Sie schloß die Tür zu ihrer Praxis ab und ging zu dem Haus hinüber, in den sie mit ihrem Mann wohnte.
Dr. Toni Wiesinger, praktischer Arzt in St. Johann, begrüßte seine Frau mit einem liebevollen Kuß.
»Na, Spatzel, hast’ auch einen harten Tag hinter dir, was? Zum Glück ist da ja noch die Valerie, die dich ein bissel unterstützen kann.«
Die Tierärztin hatte ihre Schuhe ausgezogen und massierte die wehen Füße. Den ganzen Tag auf den Beinen, und kaum Gelegenheit, sich einmal zu setzen – das merkte man am Abend schon.

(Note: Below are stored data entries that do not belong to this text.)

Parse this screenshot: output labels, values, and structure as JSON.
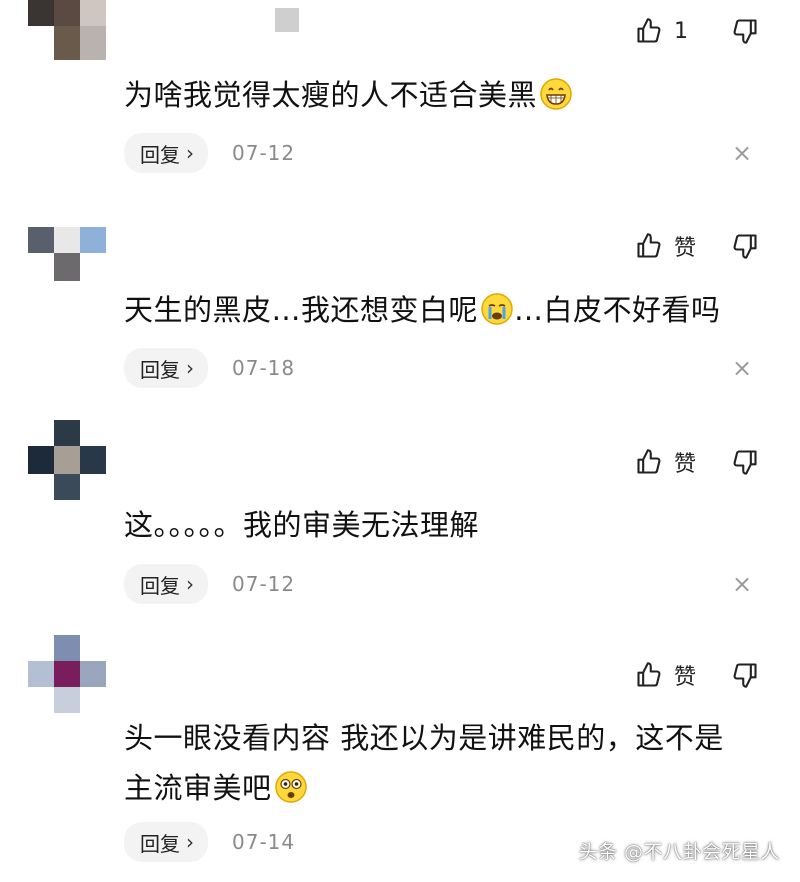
{
  "comments": [
    {
      "text": "为啥我觉得太瘦的人不适合美黑",
      "emoji_after": "grinning-face-emoji",
      "like_label": "1",
      "reply_label": "回复",
      "date": "07-12"
    },
    {
      "text_part1": "天生的黑皮…我还想变白呢",
      "emoji_mid": "crying-face-emoji",
      "text_part2": "…白皮不好看吗",
      "like_label": "赞",
      "reply_label": "回复",
      "date": "07-18"
    },
    {
      "text": "这。。。。。我的审美无法理解",
      "like_label": "赞",
      "reply_label": "回复",
      "date": "07-12"
    },
    {
      "text_line1": "头一眼没看内容 我还以为是讲难民的，这不是",
      "text_line2": "主流审美吧",
      "emoji_after": "astonished-face-emoji",
      "like_label": "赞",
      "reply_label": "回复",
      "date": "07-14"
    }
  ],
  "chevron": "›",
  "close_glyph": "×",
  "watermark": "头条 @不八卦会死星人",
  "colors": {
    "text": "#111111",
    "meta_gray": "#8a8a8a",
    "reply_bg": "#f3f3f3"
  }
}
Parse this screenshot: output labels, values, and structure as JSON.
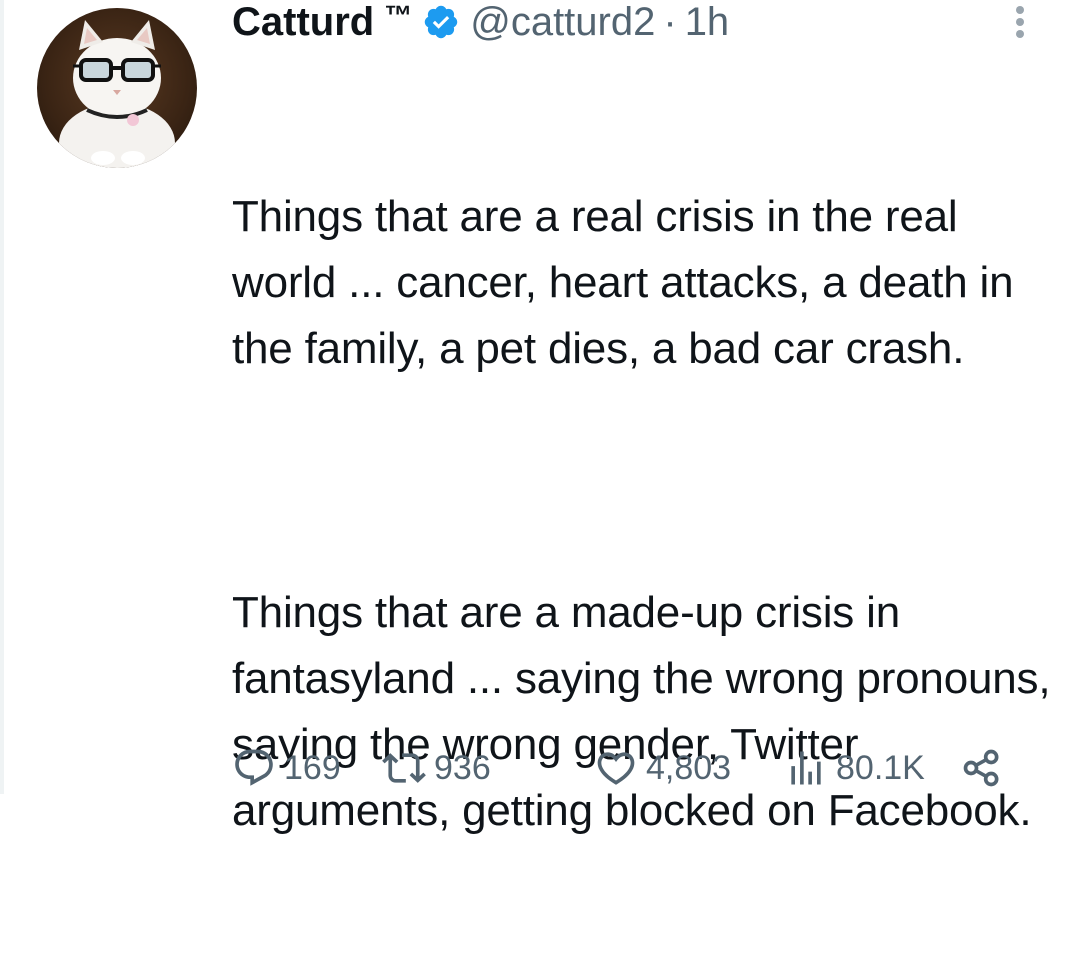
{
  "tweet": {
    "author": {
      "display_name": "Catturd",
      "trademark": "™",
      "handle": "@catturd2",
      "verified": true,
      "separator": "·",
      "time": "1h"
    },
    "paragraphs": [
      "Things that are a real crisis in the real world ... cancer, heart attacks, a death in the family, a pet dies, a bad car crash.",
      "Things that are a made-up crisis in fantasyland ... saying the wrong pronouns, saying the wrong gender, Twitter arguments, getting blocked on Facebook."
    ],
    "metrics": {
      "replies": "169",
      "retweets": "936",
      "likes": "4,803",
      "views": "80.1K"
    }
  },
  "colors": {
    "text": "#0f1419",
    "secondary": "#536471",
    "verified_blue": "#1d9bf0",
    "background": "#ffffff"
  },
  "icons": {
    "verified": "verified-badge-icon",
    "more": "more-dots-icon",
    "reply": "reply-icon",
    "retweet": "retweet-icon",
    "like": "heart-icon",
    "views": "views-bar-chart-icon",
    "share": "share-icon"
  }
}
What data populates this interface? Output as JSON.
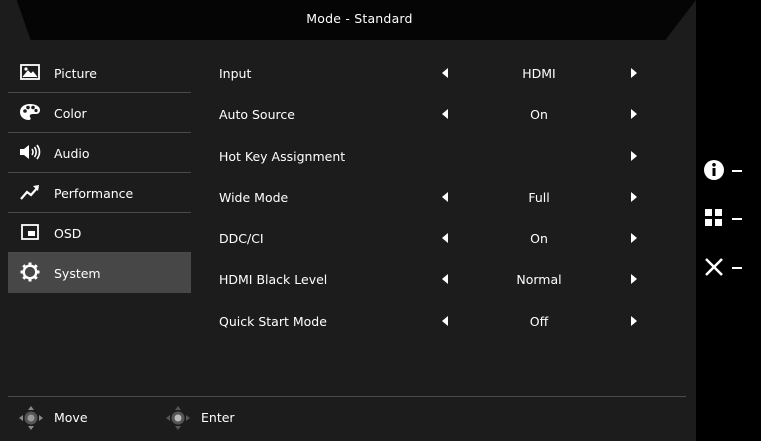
{
  "header": {
    "title": "Mode - Standard"
  },
  "sidebar": {
    "items": [
      {
        "label": "Picture",
        "icon": "picture-icon"
      },
      {
        "label": "Color",
        "icon": "palette-icon"
      },
      {
        "label": "Audio",
        "icon": "speaker-icon"
      },
      {
        "label": "Performance",
        "icon": "trend-arrow-icon"
      },
      {
        "label": "OSD",
        "icon": "osd-window-icon"
      },
      {
        "label": "System",
        "icon": "gear-icon",
        "active": true
      }
    ]
  },
  "settings": {
    "rows": [
      {
        "label": "Input",
        "value": "HDMI"
      },
      {
        "label": "Auto Source",
        "value": "On"
      },
      {
        "label": "Hot Key Assignment",
        "value": ""
      },
      {
        "label": "Wide Mode",
        "value": "Full"
      },
      {
        "label": "DDC/CI",
        "value": "On"
      },
      {
        "label": "HDMI Black Level",
        "value": "Normal"
      },
      {
        "label": "Quick Start Mode",
        "value": "Off"
      }
    ]
  },
  "footer": {
    "move_label": "Move",
    "enter_label": "Enter"
  },
  "hotkeys": [
    {
      "icon": "info-icon"
    },
    {
      "icon": "menu-grid-icon"
    },
    {
      "icon": "close-icon"
    }
  ],
  "colors": {
    "panel": "#1c1c1c",
    "selected": "#474747",
    "divider": "#4a4a4a",
    "text": "#ffffff"
  }
}
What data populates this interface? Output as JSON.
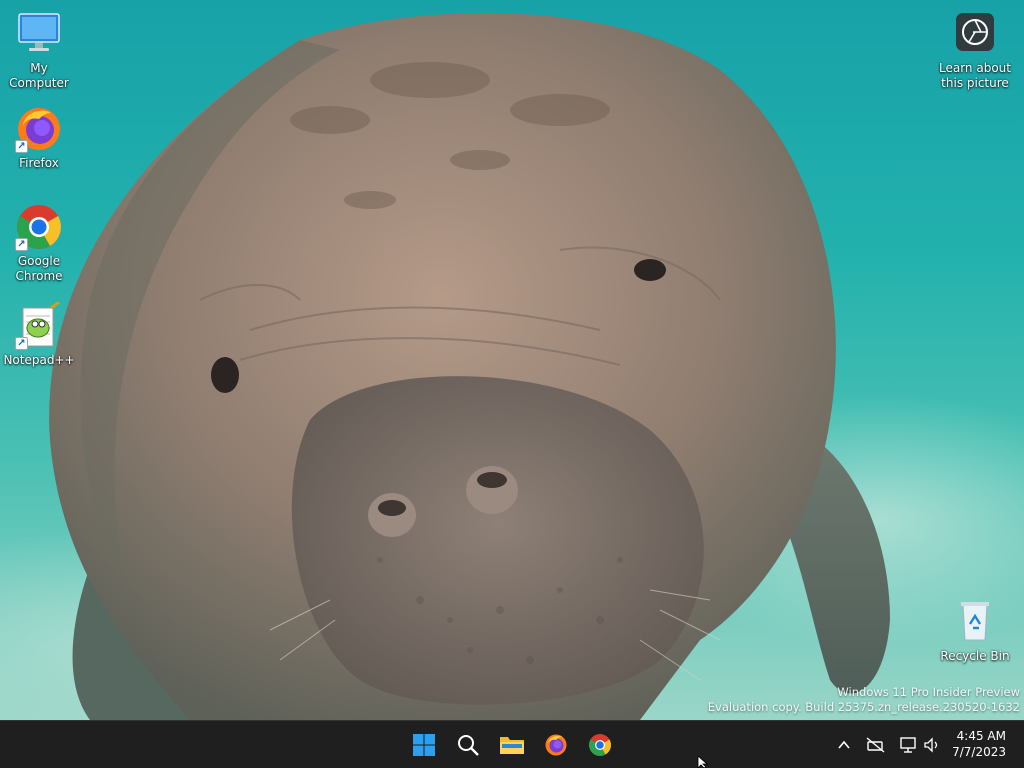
{
  "desktop": {
    "icons": [
      {
        "label": "My Computer",
        "icon": "monitor-icon"
      },
      {
        "label": "Firefox",
        "icon": "firefox-icon"
      },
      {
        "label": "Google\nChrome",
        "icon": "chrome-icon"
      },
      {
        "label": "Notepad++",
        "icon": "notepad-plus-plus-icon"
      },
      {
        "label": "Learn about\nthis picture",
        "icon": "camera-spotlight-icon"
      },
      {
        "label": "Recycle Bin",
        "icon": "recycle-bin-icon"
      }
    ],
    "watermark": {
      "line1": "Windows 11 Pro Insider Preview",
      "line2": "Evaluation copy. Build 25375.zn_release.230520-1632"
    }
  },
  "taskbar": {
    "pinned": [
      {
        "name": "Start",
        "icon": "windows-start-icon"
      },
      {
        "name": "Search",
        "icon": "search-icon"
      },
      {
        "name": "File Explorer",
        "icon": "folder-icon"
      },
      {
        "name": "Firefox",
        "icon": "firefox-icon"
      },
      {
        "name": "Google Chrome",
        "icon": "chrome-icon"
      }
    ],
    "tray": {
      "icons": [
        "chevron-up-icon",
        "network-disconnected-icon",
        "display-icon",
        "speaker-icon"
      ],
      "time": "4:45 AM",
      "date": "7/7/2023"
    }
  },
  "colors": {
    "taskbar": "#1f1f1f",
    "water": "#1fa9a6",
    "start_blue": "#2b9ff0"
  }
}
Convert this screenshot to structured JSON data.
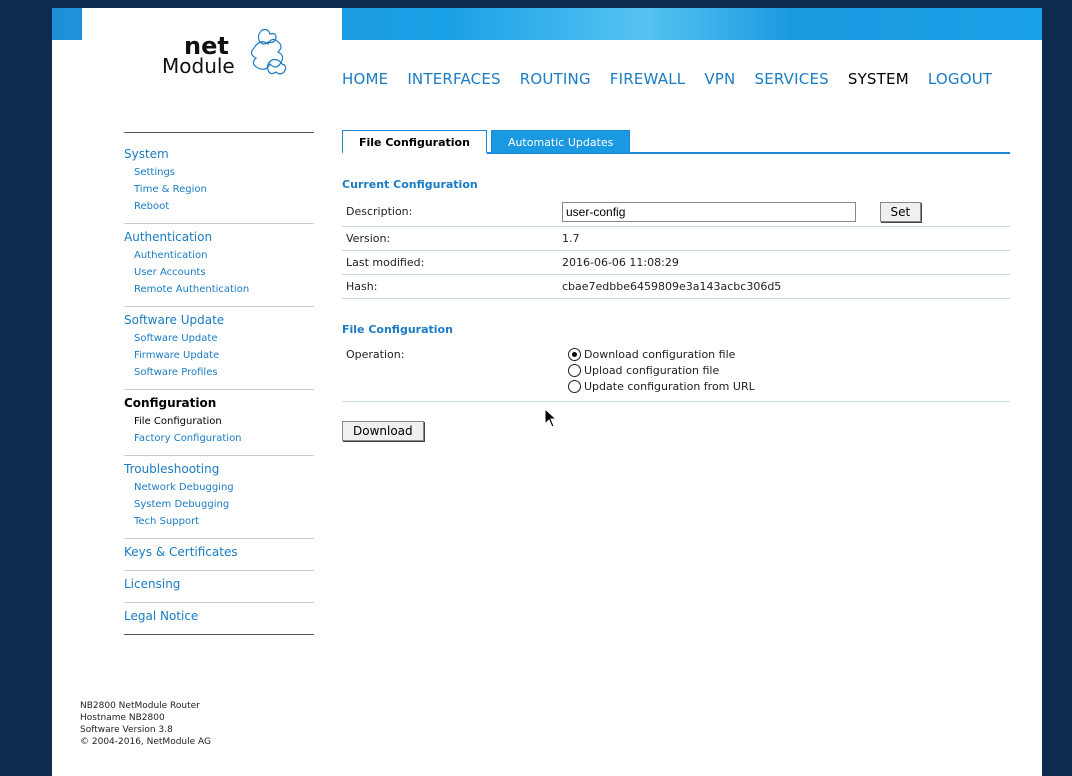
{
  "brand": {
    "logo_top": "net",
    "logo_bottom": "Module"
  },
  "nav": [
    {
      "label": "HOME",
      "active": false
    },
    {
      "label": "INTERFACES",
      "active": false
    },
    {
      "label": "ROUTING",
      "active": false
    },
    {
      "label": "FIREWALL",
      "active": false
    },
    {
      "label": "VPN",
      "active": false
    },
    {
      "label": "SERVICES",
      "active": false
    },
    {
      "label": "SYSTEM",
      "active": true
    },
    {
      "label": "LOGOUT",
      "active": false
    }
  ],
  "sidebar": {
    "system": {
      "title": "System",
      "items": [
        "Settings",
        "Time & Region",
        "Reboot"
      ]
    },
    "authentication": {
      "title": "Authentication",
      "items": [
        "Authentication",
        "User Accounts",
        "Remote Authentication"
      ]
    },
    "software_update": {
      "title": "Software Update",
      "items": [
        "Software Update",
        "Firmware Update",
        "Software Profiles"
      ]
    },
    "configuration": {
      "title": "Configuration",
      "items": [
        "File Configuration",
        "Factory Configuration"
      ]
    },
    "troubleshooting": {
      "title": "Troubleshooting",
      "items": [
        "Network Debugging",
        "System Debugging",
        "Tech Support"
      ]
    },
    "keys": {
      "title": "Keys & Certificates"
    },
    "licensing": {
      "title": "Licensing"
    },
    "legal": {
      "title": "Legal Notice"
    }
  },
  "footer": {
    "line1": "NB2800 NetModule Router",
    "line2": "Hostname NB2800",
    "line3": "Software Version 3.8",
    "line4": "© 2004-2016, NetModule AG"
  },
  "tabs": {
    "file_config": "File Configuration",
    "auto_updates": "Automatic Updates"
  },
  "current": {
    "title": "Current Configuration",
    "description_label": "Description:",
    "description_value": "user-config",
    "set_label": "Set",
    "version_label": "Version:",
    "version_value": "1.7",
    "modified_label": "Last modified:",
    "modified_value": "2016-06-06 11:08:29",
    "hash_label": "Hash:",
    "hash_value": "cbae7edbbe6459809e3a143acbc306d5"
  },
  "file_config": {
    "title": "File Configuration",
    "operation_label": "Operation:",
    "options": [
      "Download configuration file",
      "Upload configuration file",
      "Update configuration from URL"
    ],
    "selected": 0,
    "download_label": "Download"
  }
}
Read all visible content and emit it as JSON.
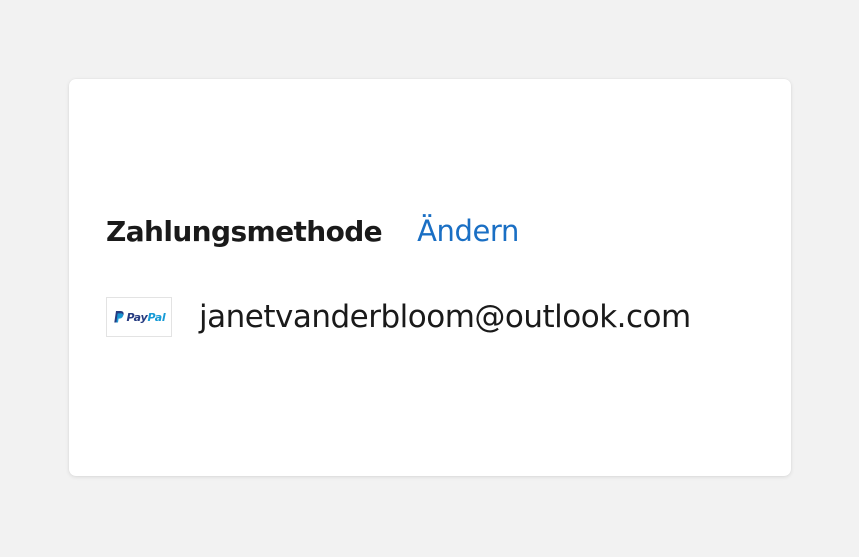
{
  "payment": {
    "title": "Zahlungsmethode",
    "change_label": "Ändern",
    "method": {
      "logo": {
        "icon": "paypal-icon",
        "word_pay": "Pay",
        "word_pal": "Pal",
        "colors": {
          "pay": "#253b80",
          "pal": "#179bd7"
        }
      },
      "account": "janetvanderbloom@outlook.com"
    }
  },
  "colors": {
    "background": "#f2f2f2",
    "card": "#ffffff",
    "text": "#1a1a1a",
    "link": "#1a6fc4"
  }
}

»Komm’, ich mach’ dir ein Fußbad, und dann erzählst’ mir, wie dein Tag heut’ war«, bot Toni an.
»Ah, das tut gut«, sagte Elena, als sie wenig später die Füße in das lauwarme Wasser tauchte.
Meistens sahen sich die Eheleute wenigstens zum Mittagessen, doch heute war der Andrang so groß gewesen, daß selbst diese Pause ausfallen mußte.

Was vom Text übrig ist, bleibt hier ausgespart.